In-Flight Wealth Disparity Is Hastening America’s Cultural Revolution
LatestThese bourgeois pigs in business class must be purged from our skies. Why let them board an airplane early, free from the desperate urge to jostle for a space in the overhead bin for their sensible leather carry-on just so they can sip mimosas and sneer at the poor, corn syrup-coated plebes seated in zones 2 through 6 as they haul all of their worldly possessions to the back of the plane? It’s wholly unjust that the elitist scum spreading their legs at the front of the plane should travel so much more luxuriously than their fellow humans in coach, which has, thanks to the inexorable normalization of air travel, become little more than a Greyhound bus that makes your ears pop and may, at any moment, plummet from the skies, leaving you and your discount Travelocity boarding pass ignominiously vaporized in the Catskills. Everyone on the plane may, in that case, die, but only the business class passengers die with dignity.

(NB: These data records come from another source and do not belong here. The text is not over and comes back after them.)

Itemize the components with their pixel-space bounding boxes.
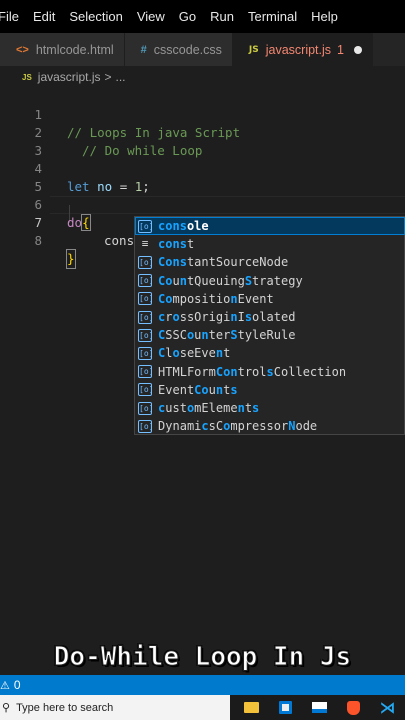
- tab-csscode[interactable]: # csscode.css: [124, 33, 233, 66]
- unsaved-dot-icon[interactable]: [353, 45, 362, 54]
- line-number: 8: [34, 233, 42, 248]
- variable-icon: [o]: [138, 365, 154, 379]
- suggestion-item[interactable]: [o] EventCounts: [135, 381, 405, 399]
- file-explorer-icon[interactable]: [239, 695, 264, 720]
- variable-icon: [o]: [138, 255, 154, 269]
- suggestion-item[interactable]: [o] ConstantSourceNode: [135, 253, 405, 271]
- breadcrumb: JS javascript.js > ...: [0, 66, 405, 88]
- html-file-icon: <>: [16, 43, 29, 56]
- menu-view[interactable]: View: [130, 0, 172, 33]
- js-file-icon: JS: [248, 44, 259, 55]
- variable-icon: [o]: [138, 292, 154, 306]
- windows-taskbar: ⚲ Type here to search ⋊: [0, 695, 405, 720]
- suggestion-label: DynamicsCompressorNode: [158, 419, 318, 434]
- brave-browser-icon[interactable]: [341, 695, 366, 720]
- autocomplete-popup: [o] console ≡ const [o] ConstantSourceNode [o]…: [134, 216, 405, 435]
- search-placeholder: Type here to search: [16, 701, 114, 714]
- variable-icon: [o]: [138, 219, 154, 233]
- menu-terminal[interactable]: Terminal: [241, 0, 304, 33]
- menu-file[interactable]: File: [0, 0, 26, 33]
- status-bar: ⚠ 0: [0, 675, 405, 695]
- suggestion-item[interactable]: [o] DynamicsCompressorNode: [135, 417, 405, 435]
- css-file-icon: #: [140, 43, 147, 56]
- breadcrumb-more[interactable]: ...: [116, 70, 126, 84]
- suggestion-item[interactable]: [o] crossOriginIsolated: [135, 308, 405, 326]
- variable-icon: [o]: [138, 310, 154, 324]
- tab-label: javascript.js: [265, 42, 332, 57]
- variable-icon: [o]: [138, 274, 154, 288]
- js-file-icon: JS: [22, 72, 32, 82]
- variable-icon: [o]: [138, 328, 154, 342]
- variable-icon: [o]: [138, 383, 154, 397]
- editor-tabs: <> htmlcode.html # csscode.css JS javasc…: [0, 33, 405, 66]
- warning-icon[interactable]: ⚠: [0, 679, 10, 692]
- suggestion-label: CSSCounterStyleRule: [158, 328, 296, 343]
- code-line: 3: [0, 124, 405, 158]
- menu-help[interactable]: Help: [304, 0, 345, 33]
- suggestion-item[interactable]: [o] customElements: [135, 399, 405, 417]
- suggestion-item[interactable]: ≡ const: [135, 235, 405, 253]
- code-line: 2 // Do while Loop: [0, 106, 405, 158]
- code-line: 5: [0, 160, 405, 194]
- variable-icon: [o]: [138, 346, 154, 360]
- typed-text: cons: [104, 232, 136, 250]
- menu-bar: File Edit Selection View Go Run Terminal…: [0, 0, 405, 33]
- typed-identifier: cons: [104, 233, 135, 248]
- suggestion-label: CompositionEvent: [158, 291, 274, 306]
- suggestion-label: customElements: [158, 401, 260, 415]
- suggestion-label: EventCounts: [158, 382, 238, 397]
- video-title-overlay: Do-While Loop In Js: [53, 642, 352, 673]
- tab-htmlcode[interactable]: <> htmlcode.html: [0, 33, 125, 66]
- tab-javascript[interactable]: JS javascript.js 1: [232, 33, 373, 66]
- suggestion-item[interactable]: [o] CloseEvent: [135, 344, 405, 362]
- suggestion-item[interactable]: [o] HTMLFormControlsCollection: [135, 363, 405, 381]
- menu-selection[interactable]: Selection: [62, 0, 129, 33]
- code-line: 4 let no = 1;: [0, 142, 405, 194]
- variable-icon: [o]: [138, 401, 154, 415]
- suggestion-item[interactable]: [o] CountQueuingStrategy: [135, 272, 405, 290]
- suggestion-label: CloseEvent: [158, 346, 231, 361]
- suggestion-label: console: [158, 219, 209, 233]
- suggestion-label: crossOriginIsolated: [158, 310, 296, 324]
- problems-count[interactable]: 0: [14, 678, 21, 692]
- search-icon: ⚲: [2, 702, 11, 714]
- menu-run[interactable]: Run: [203, 0, 241, 33]
- breadcrumb-file[interactable]: javascript.js: [38, 70, 101, 84]
- suggestion-label: const: [158, 237, 195, 252]
- suggestion-item[interactable]: [o] CSSCounterStyleRule: [135, 326, 405, 344]
- store-icon[interactable]: [273, 695, 298, 720]
- variable-icon: [o]: [138, 419, 154, 433]
- suggestion-item[interactable]: [o] console: [135, 217, 405, 235]
- tab-label: htmlcode.html: [35, 42, 114, 57]
- suggestion-label: HTMLFormControlsCollection: [158, 364, 347, 379]
- code-line: 6 do{: [0, 178, 405, 231]
- code-line: 7 cons: [0, 196, 405, 249]
- close-brace: }: [66, 249, 76, 269]
- suggestion-item[interactable]: [o] CompositionEvent: [135, 290, 405, 308]
- suggestion-label: CountQueuingStrategy: [158, 273, 303, 288]
- mail-icon[interactable]: [307, 695, 332, 720]
- tab-label: csscode.css: [153, 42, 222, 57]
- chevron-right-icon: >: [104, 70, 112, 84]
- code-line: 1 // Loops In java Script: [0, 88, 405, 140]
- menu-edit[interactable]: Edit: [26, 0, 62, 33]
- vscode-icon[interactable]: ⋊: [375, 695, 400, 720]
- taskbar-search[interactable]: ⚲ Type here to search: [0, 695, 230, 720]
- keyword-icon: ≡: [141, 236, 149, 250]
- suggestion-label: ConstantSourceNode: [158, 255, 289, 270]
- menu-go[interactable]: Go: [172, 0, 203, 33]
- problem-count-badge: 1: [337, 42, 344, 57]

Having learned no historical lessons about what happens when you make rich people’s lives easier while neglecting the poor, downtrodden masses, airlines have set about making the first class and business class traveling experience just about as swell as you can imagine. Even the once-egalitarian JetBlue has started offering premium seat assignments, and while that change of policy is partially thanks to a stagnant economy, the real airline money has always been at the front of the plane. Airlines make lots of money on premium seats because it doesn’t cost a whole lot to offer somebody free reign over a cookie basket and a leather seat that wasn’t designed for gibbon with scoliosis. “Service-sensitive” passengers, as they’ve been dubbed, can’t abide the indecency of coach, so they’ll fork over the extra cash for a few perks.
Thanks to the economy, though, the gap between “service-sensitive” (read: moneyed) and “price-sensitive” (read: poor) fliers has grown. The rich will pay more for better service, while the poor are willing to put up with just about any indignity or surcharge airlines can subject them to because they don’t have a choice.
From NBC News:
After the economy crashed in 2008, airline passengers began to fall much more solidly into two distinct customer types, said Bijan Vasigh, a professor at the Business College at Embry-Riddle Aeronautical University. “Some are price sensitive, mainly interested in lowest ticket price, and the other group is service sensitive — they’re not really looking at cheapest price, but for comfort and amenities,” he said.
Though the recession deepened that trend, it did not create it. “Over the past 10 years, income has not increased uniformly,” Vasigh noted. “We’re seeing more lower income people, but for the service-sensitive the level of income has increased more than the average family.”
Since the profit margin for airlines is low on seats sold to the former group — those in the economy class — airlines have begun to rely more heavily on their price-blind customers.
The growing income disparity is being reflected and magnified in the commercial airliner. Delta, American, and United are all offering even nicer business class amenities, such as lie-flat beds and a personal flight attendant who will whisper lullabies into the ears of each traveler about all the good life choices he or she has made to wind up in such a rarefied paradise. Meanwhile, the economy passengers are sitting on their overturned mop buckets, eyeing their suspiciously noose-like safety harnesses and wondering whether or not the pilot will ask them to please swab the aisle before they get off the plane.
It’s pointless to bemoan the surcease of business class amenities — there’s a market for such things, and, if someone’s willing to drop several thousand dollars to fly from Burbank to JFK with access to a champagne fountain, that’s fine. The problem is that flying economy is so awful it almost seems like airlines are punishing their passengers for buying cheap tickets. I mean, of course that’s not happening, but when you hear the flight attendant’s announcement for everyone to clean out the seatback pocket in front of you so the next passengers don’t have to wade through a stratified pile of your gum wrappers and aborted sudoku puzzles, well, it’s hard to feel like you’re an adult who purchased a service and not a child who’s been coerced into a school trip to Trenton (Trenton is the worst, worst, WORST state capital).
Couldn’t some of the revenue from those inflated business-class fares be used to make sure each coach passenger has a fresh in-flight magazine with an unsullied crossword puzzle and a complimentary can of ginger ale? On small regional flights, business class isn’t even that special. Really, it’s just a gauntlet of shame that the people with economy class tickets must endure to remind themselves that they’ve somehow blundered through life an indigent failure, wholly incapable of embarking on a semi-comfortable airplane ride. Airlines can keep their social hierarchies in place. They can make business class as pleasant as possible. It’d just be nice if making business nice didn’t also involve making coach so shitty that it helped breed class resentment.